Variable Zinsen bieten Chance auf mehr
Anleger, die sich steigende Zinsen nicht verbauen wollen, können auf variabel verzinste Sparpläne setzen. Dabei passt sich der änderbare Grundzins regelmäßig an die Zinslandschaft an. Als Richtschnur dienen öffentliche Referenzzinssätze, etwa der 3-Monats-Euribor der Europäischen Zentralbank, der EZB-Leitzins oder die Umlaufrendite öffentlicher Anleihen. Neben dem flexiblen Grundzins, der gewöhnlich niedriger ausfällt als bei Festzinsangeboten, zahlen fast alle variabel verzinsten Sparpläne Bonuszinsen.

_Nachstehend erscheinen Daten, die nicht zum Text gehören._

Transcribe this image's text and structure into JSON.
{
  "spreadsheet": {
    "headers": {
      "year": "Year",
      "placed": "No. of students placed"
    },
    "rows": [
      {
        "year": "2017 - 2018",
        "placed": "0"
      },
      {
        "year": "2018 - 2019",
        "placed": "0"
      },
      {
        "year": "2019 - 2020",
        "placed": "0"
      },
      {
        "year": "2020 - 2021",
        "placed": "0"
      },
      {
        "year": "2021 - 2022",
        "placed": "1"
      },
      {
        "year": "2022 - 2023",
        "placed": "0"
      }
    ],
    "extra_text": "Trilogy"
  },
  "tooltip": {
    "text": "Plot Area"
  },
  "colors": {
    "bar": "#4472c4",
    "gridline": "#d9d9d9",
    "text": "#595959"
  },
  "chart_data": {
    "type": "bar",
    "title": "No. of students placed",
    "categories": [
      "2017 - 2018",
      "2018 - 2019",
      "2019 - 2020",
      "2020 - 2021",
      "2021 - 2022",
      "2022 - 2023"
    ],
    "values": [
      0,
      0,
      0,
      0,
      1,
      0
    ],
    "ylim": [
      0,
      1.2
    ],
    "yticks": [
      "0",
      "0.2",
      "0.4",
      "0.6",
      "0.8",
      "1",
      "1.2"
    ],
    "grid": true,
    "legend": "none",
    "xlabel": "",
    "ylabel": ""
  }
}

Je länger man spart, desto höher der Extrazins. Die Höhe der Boni bestimmt entweder die jährliche Sparrate, die jährlichen Zinsen oder eine festgelegte Geldprämie.
Die Kombination aus Basiszins und Bonuszahlungen ist langfristig attraktiv. So erreicht aktuell – trotz Niedrigzinsphase – der Flexi-Sparplan des
Spar- und Bauvereins Hannover bei 15-jähriger Laufzeit eine Rendite von 4,31 Prozent. Für Jugendliche unter 18 Jahren zahlt die Bank zusätzlich einen Zinsbonus von 0,25 Prozent, dadurch steigt die Rendite beim Jugend-Flexisparen auf 4,53 Prozent. Auch bei der Sparkasse Detmold überschreiten Anleger beim sogenannten Prämiensparen nach 15 Jahren mit 4,12 Prozent Rendite die Vier-Prozent-Marke. Positiv: Steigt das allgemeine Zinsniveau, werden sich die Renditen der variablen Sparpläne weiter verbessern. Für den Fall eines Zinsrückgangs bieten Sparpläne mit flexiblen Zinsen einen Trumpf: die Kündigungsmöglichkeit nach einer Frist von drei Monaten.